Ich bin sehr ambitioniert und arbeite daraufhin in fünf Jahren in der Führungsebene zu sein. Das ist das Ziel. Ich will lernen, wie man ein Business aufzieht. Und ich denke, Leadership ist eine gute Herausforderung. Ich glaube, das ist etwas, was man ständig weiterentwickeln und verbessern muss. Und es gibt immer Raum zur Verbesserung.
Was tust du heute schon, um deine Ziele zu erreichen?
Ich lese sehr viel auf meinem Kindle. Lesen ist Teil meiner Routine, zum Beispiel wenn ich mit dem Zug zur Arbeit fahre. Vor Kurzem habe ich die Autobiographie „Shoe Dog“ vom Nike-Gründer Phil Knight gelesen. Darin geht es um die Nike-Geschichte, allerdings aus Business-Perspektive. Mich hat das Buch sehr inspiriert, weil es zeigt, dass erfolgreiche Leute nicht erfolgreich geboren werden, sondern viel Arbeit reinstecken mussten und auch mit Rückschlägen zu kämpfen haben.
Aktuell lese ich ein Buch, das „Managing Humans“ heißt. Michael Lopp, momentan VP Engineering bei Slack, erklärt darin, wie es ist, ein Manager in einem Entwickler-Umfeld zu sein.
Gibt es etwas, was die Leute für gewöhnlich nicht über dich wissen?
Ich denke, sie wissen nicht, dass ich für drei Millionen aktive Nutzer in unserer App verantwortlich bin. Und ich denke, sie wissen nicht, wie viel Arbeit in so einer App steckt, wie viele Leute daran beteiligt sind und wie viel Zeit das alles braucht.
Was treibt dich auf der Arbeit auf die Palme? Und wie gehst du damit um?

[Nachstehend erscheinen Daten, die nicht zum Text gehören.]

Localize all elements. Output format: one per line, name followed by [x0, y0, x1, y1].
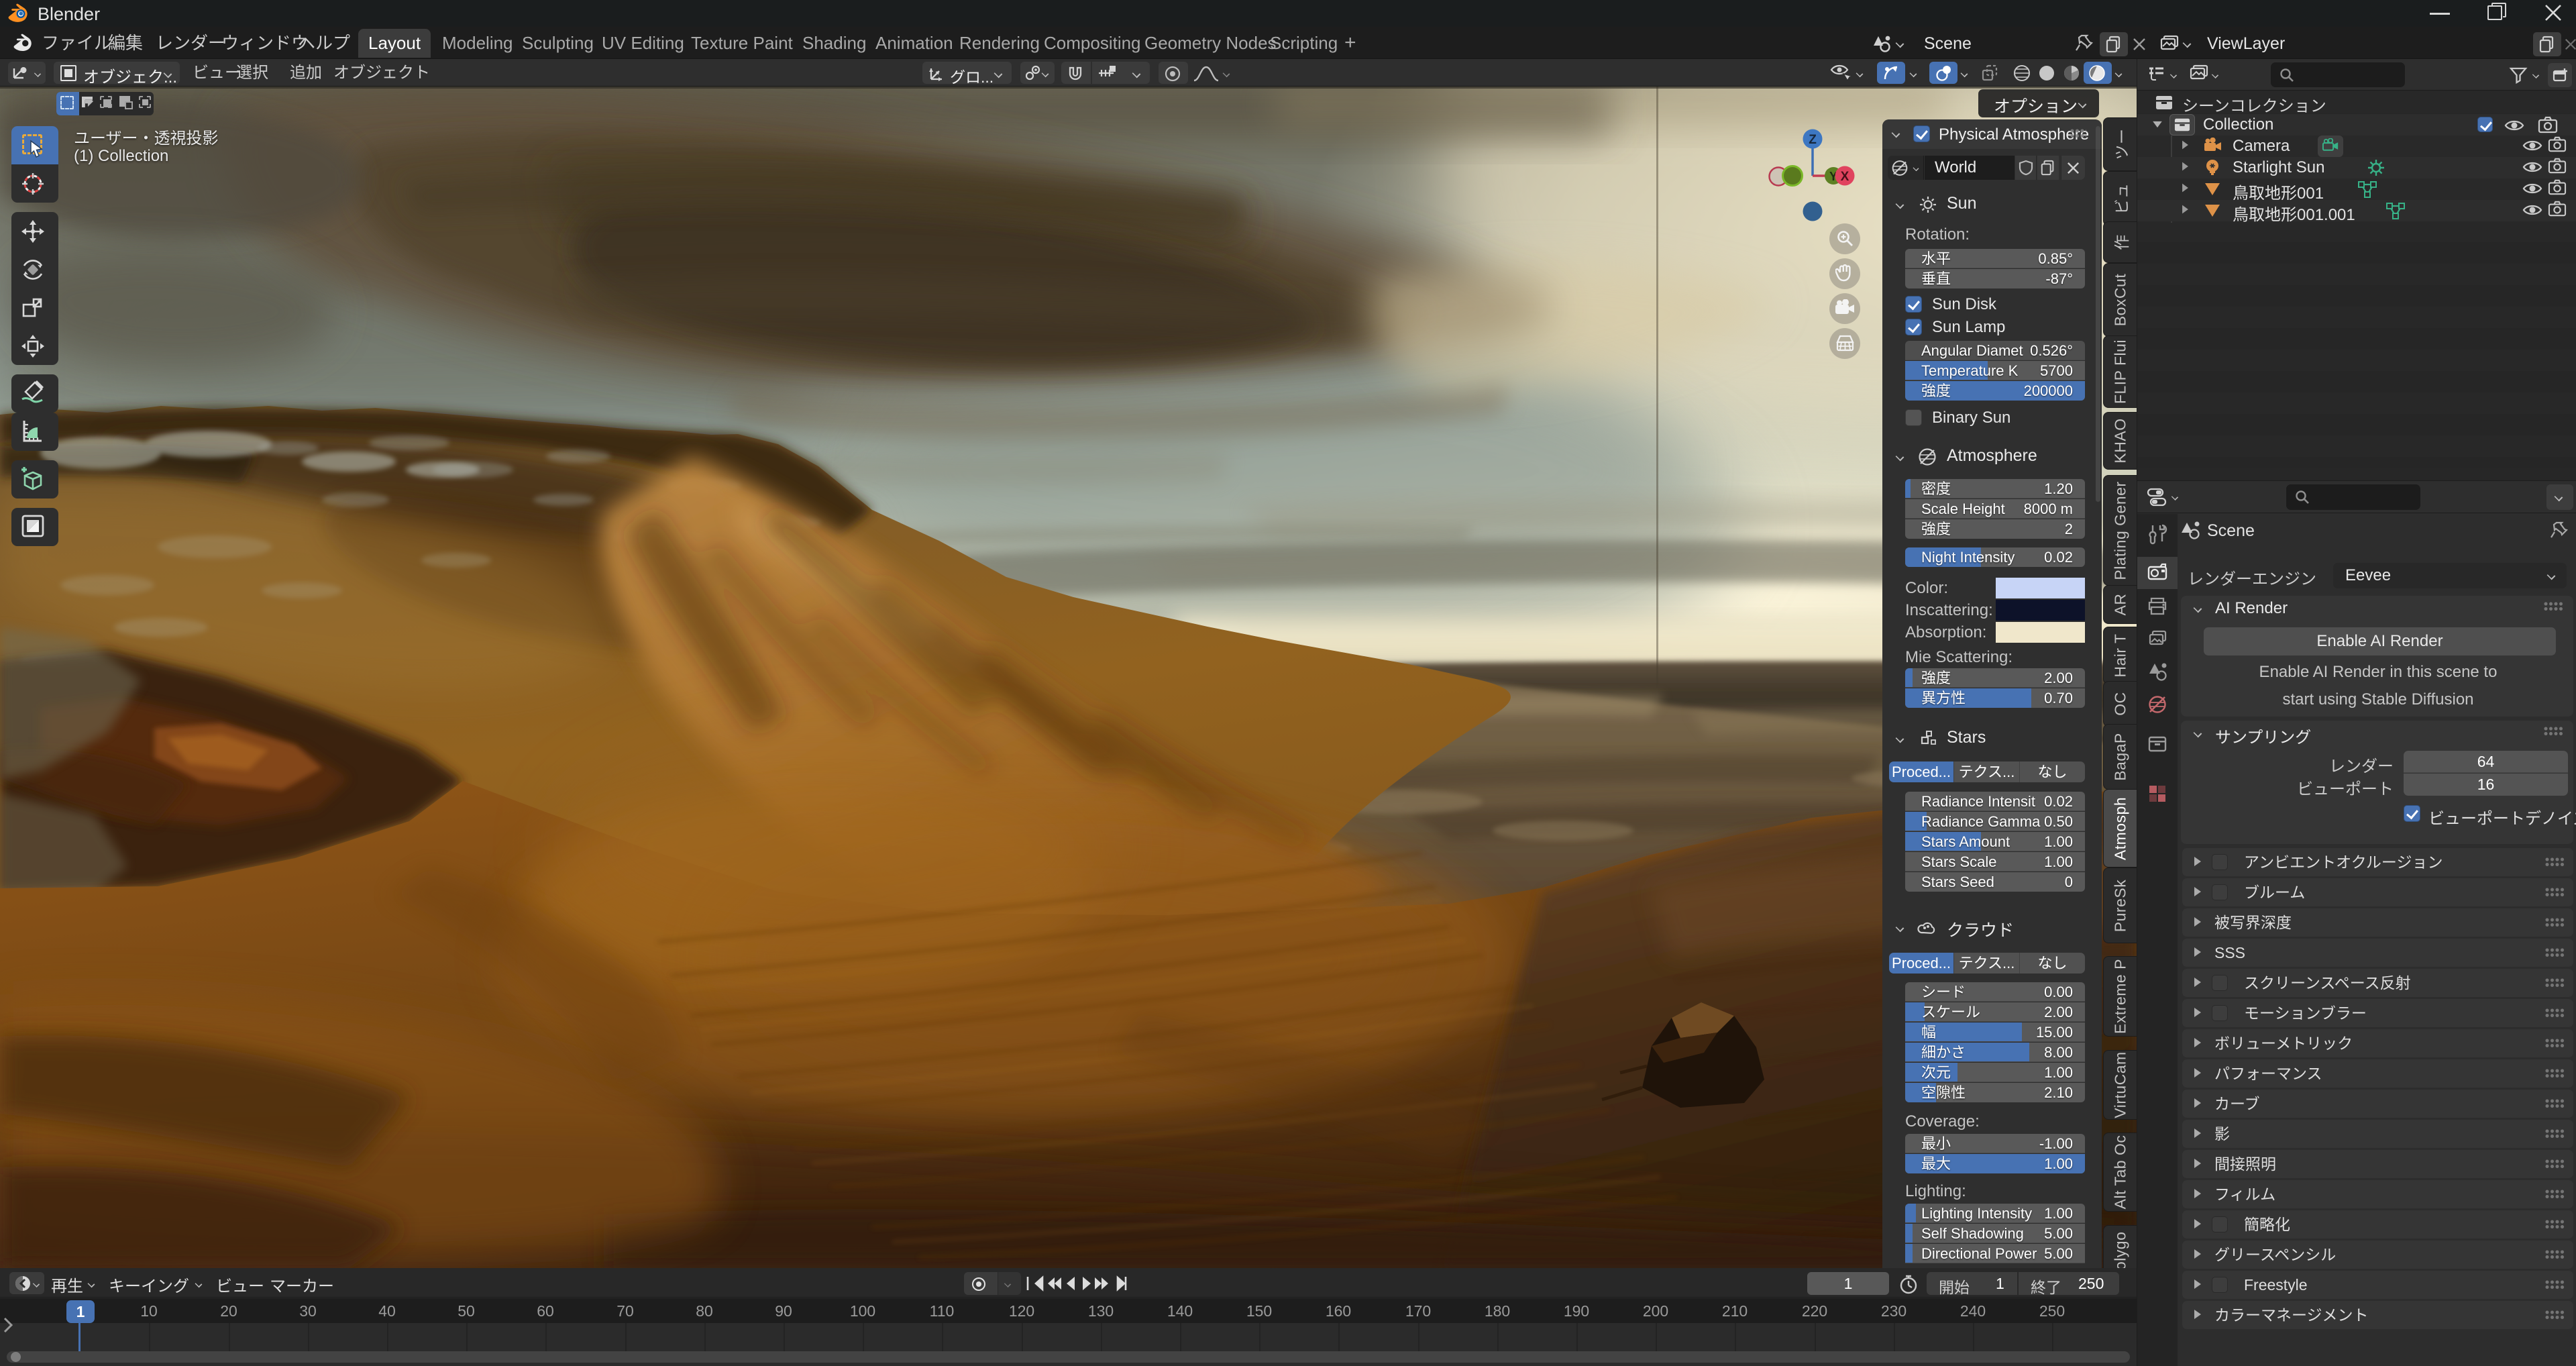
svg-text:Z: Z: [1809, 133, 1817, 147]
svg-text:X: X: [1841, 170, 1849, 184]
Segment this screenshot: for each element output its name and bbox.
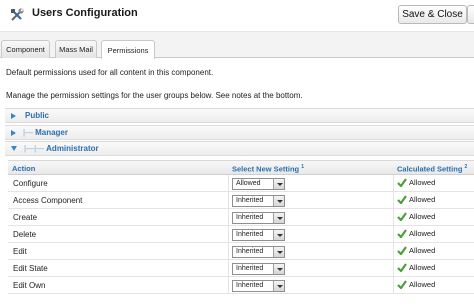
column-header-select-setting: Select New Setting 1 (232, 164, 304, 174)
calculated-setting: Allowed (397, 178, 435, 187)
setting-select[interactable]: Inherited (232, 280, 285, 292)
column-header-action: Action (12, 164, 36, 173)
calculated-setting: Allowed (397, 229, 435, 238)
action-label: Delete (13, 230, 37, 239)
group-manager[interactable]: |— Manager (5, 125, 474, 140)
table-row: Edit Own Inherited Allowed (8, 277, 474, 294)
expand-arrow-icon (11, 129, 16, 136)
group-administrator[interactable]: |—|— Administrator (5, 141, 474, 156)
calculated-setting: Allowed (397, 195, 435, 204)
calculated-setting: Allowed (397, 246, 435, 255)
action-label: Edit Own (13, 281, 46, 290)
table-header: Action Select New Setting 1 Calculated S… (8, 160, 474, 175)
table-row: Configure Allowed Allowed (8, 175, 474, 192)
calculated-setting: Allowed (397, 263, 435, 272)
table-row: Create Inherited Allowed (8, 209, 474, 226)
dropdown-arrow-icon (273, 179, 284, 189)
action-label: Edit State (13, 264, 48, 273)
dropdown-arrow-icon (273, 264, 284, 274)
dropdown-arrow-icon (273, 196, 284, 206)
checkmark-icon (397, 246, 407, 255)
close-button[interactable] (467, 5, 474, 24)
page-title: Users Configuration (32, 7, 138, 19)
expand-arrow-icon (11, 112, 16, 119)
action-label: Edit (13, 247, 27, 256)
checkmark-icon (397, 229, 407, 238)
checkmark-icon (397, 195, 407, 204)
calculated-setting: Allowed (397, 212, 435, 221)
setting-select[interactable]: Allowed (232, 178, 285, 190)
group-label: Public (25, 111, 50, 120)
tools-icon (11, 8, 24, 21)
checkmark-icon (397, 263, 407, 272)
action-label: Create (13, 213, 38, 222)
setting-select[interactable]: Inherited (232, 246, 285, 258)
checkmark-icon (397, 178, 407, 187)
checkmark-icon (397, 212, 407, 221)
dropdown-arrow-icon (273, 281, 284, 291)
save-close-button[interactable]: Save & Close (398, 5, 467, 24)
group-public[interactable]: Public (5, 108, 474, 123)
permissions-description: Default permissions used for all content… (6, 68, 214, 77)
table-row: Access Component Inherited Allowed (8, 192, 474, 209)
action-label: Access Component (13, 196, 83, 205)
setting-select[interactable]: Inherited (232, 195, 285, 207)
dropdown-arrow-icon (273, 230, 284, 240)
group-label: |—|— Administrator (24, 144, 99, 153)
group-label: |— Manager (23, 128, 68, 137)
column-header-calculated-setting: Calculated Setting 2 (397, 164, 468, 174)
table-row: Edit State Inherited Allowed (8, 260, 474, 277)
checkmark-icon (397, 280, 407, 289)
table-row: Delete Inherited Allowed (8, 226, 474, 243)
collapse-arrow-icon (11, 146, 17, 151)
setting-select[interactable]: Inherited (232, 263, 285, 275)
tab-component[interactable]: Component (1, 40, 50, 58)
calculated-setting: Allowed (397, 280, 435, 289)
setting-select[interactable]: Inherited (232, 212, 285, 224)
tab-permissions[interactable]: Permissions (101, 40, 155, 59)
tab-mass-mail[interactable]: Mass Mail (55, 40, 97, 58)
dropdown-arrow-icon (273, 247, 284, 257)
action-label: Configure (13, 179, 48, 188)
setting-select[interactable]: Inherited (232, 229, 285, 241)
dropdown-arrow-icon (273, 213, 284, 223)
permissions-instructions: Manage the permission settings for the u… (6, 91, 303, 100)
toolbar-header: Users Configuration Save & Close (0, 0, 474, 32)
table-row: Edit Inherited Allowed (8, 243, 474, 260)
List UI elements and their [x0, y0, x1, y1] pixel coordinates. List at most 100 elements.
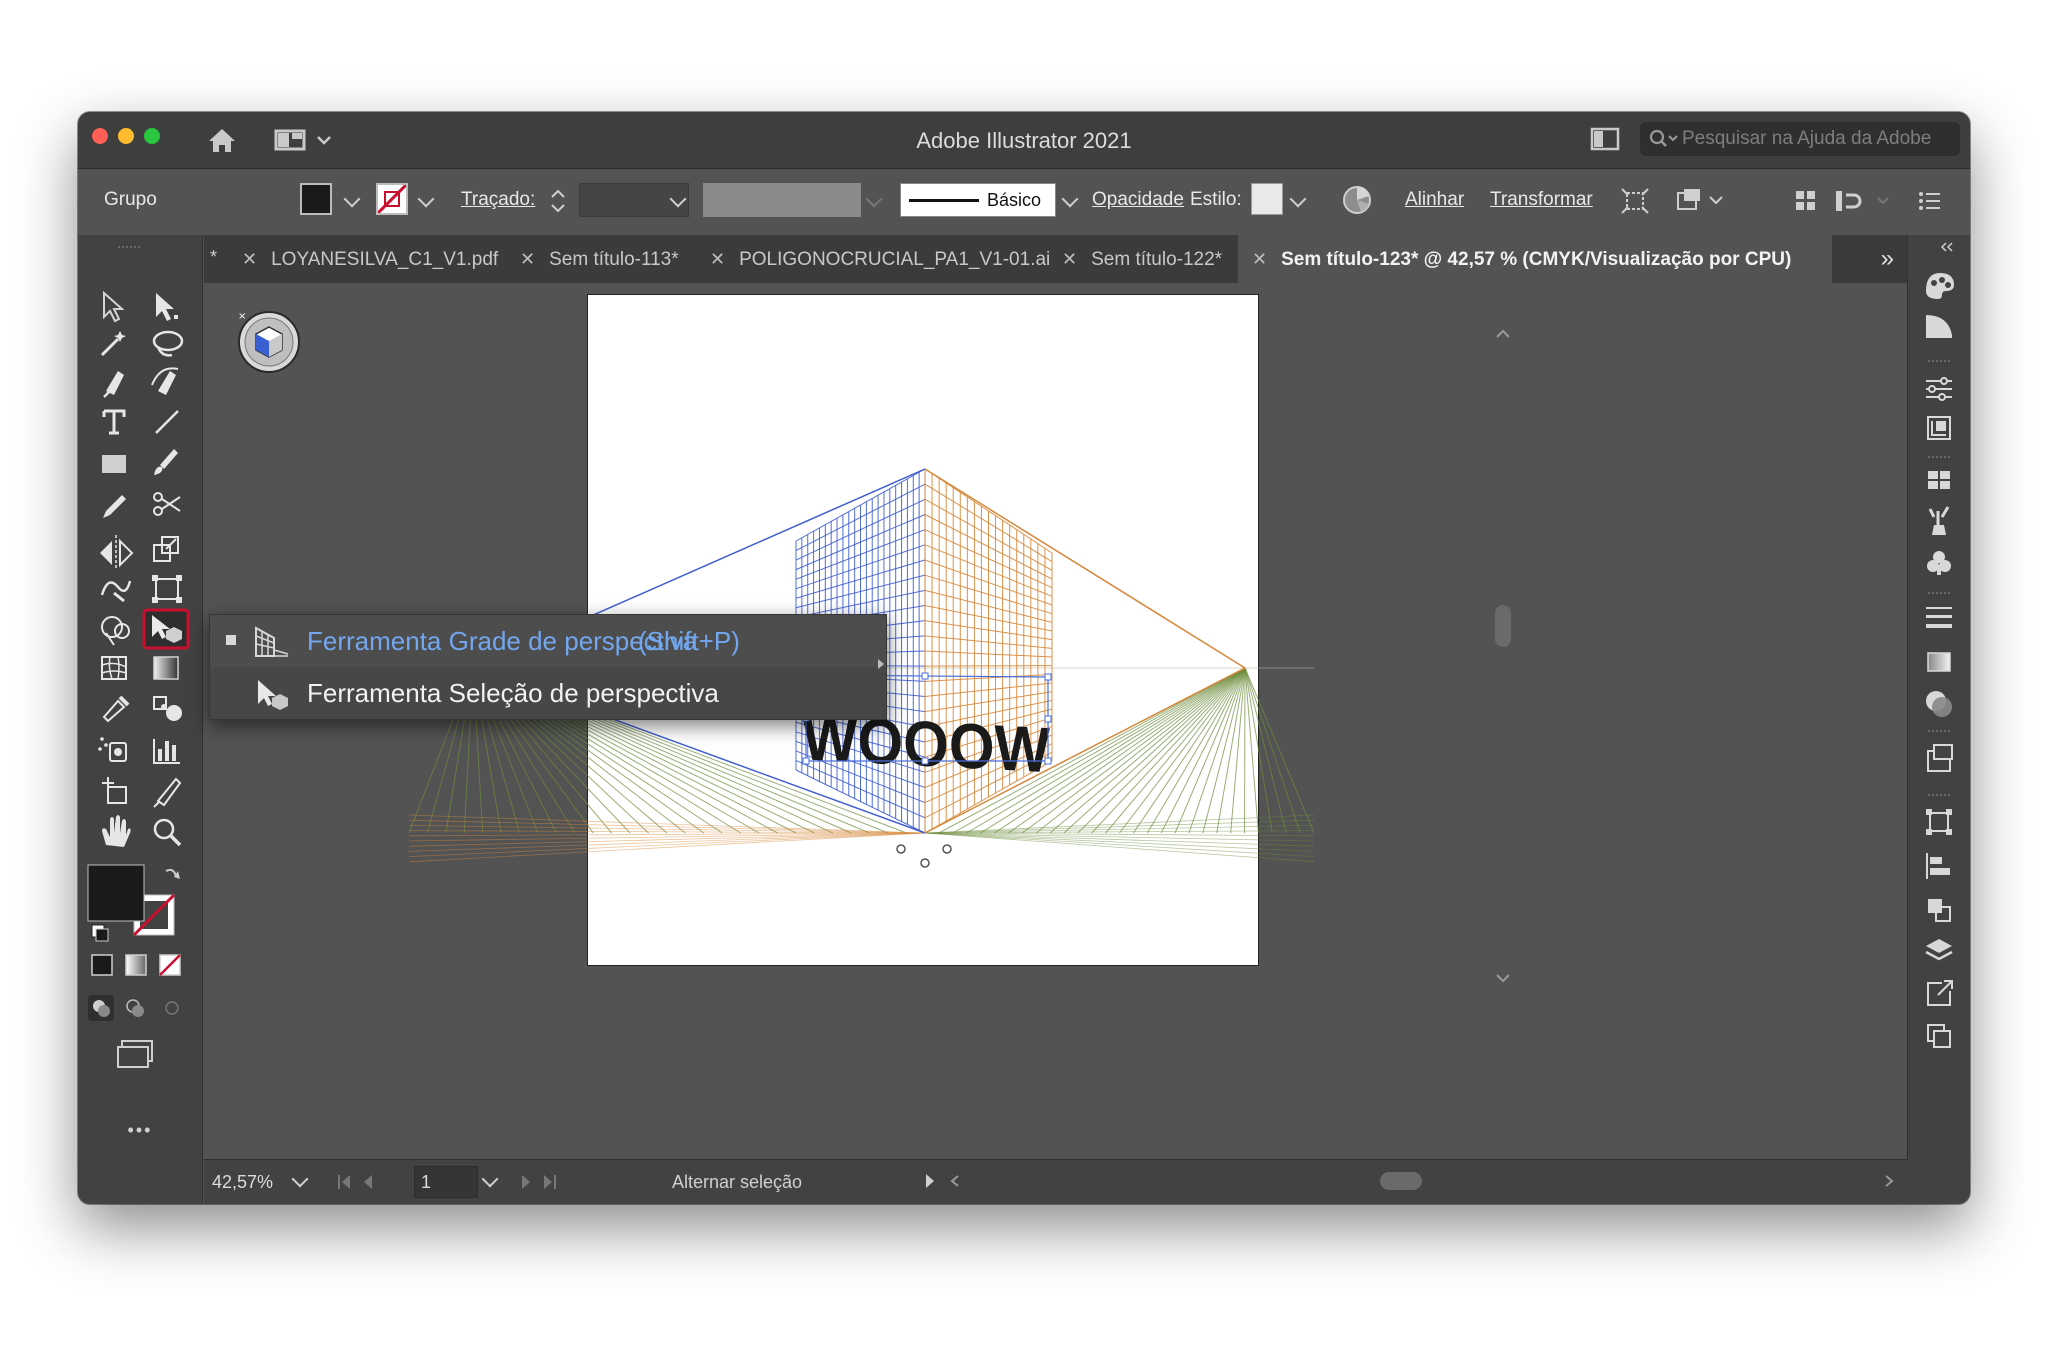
symbol-sprayer-tool-icon[interactable]	[98, 737, 127, 762]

Ich würde sagen, toxische Leute bringen mich auf die Palme und gehören zu den Dingen, die mich demotivieren. Wichtig ist, dass man das ernst nimmt, denn sonst kann das echt zu einem Riesenproblem werden.
Was macht man mit toxischen Leuten?
Man muss sich zusammensetzen und ehrlich sein, denn toxische Leute sind meistens unehrlich. Ich versuche dann immer, demjenigen ein Angebot zu machen, damit er daraus etwas lernen und sich verbessern kann. Ein Angebot ist wichtig, weil es meist hilft, ein besserer Mitarbeiter zu sein. Und manchmal klappt das nicht, dann muss man aktiv werden. Ich halte es da wie Maxwell, der sagt: „Leadership is not a noun. It’s a verb.“ Bei Leadership geht es darum, zu entscheiden. Und du musst nicht den Titel tragen, um ein Leader zu sein.
Lieber Iuri, vielen Dank für das Interview.
Dieses Interview wurde am 21. April 2017 mit Iuri Matsuura geführt, der im Berliner Office sitzt. Das Interview wurde auf Englisch und via Skype geführt.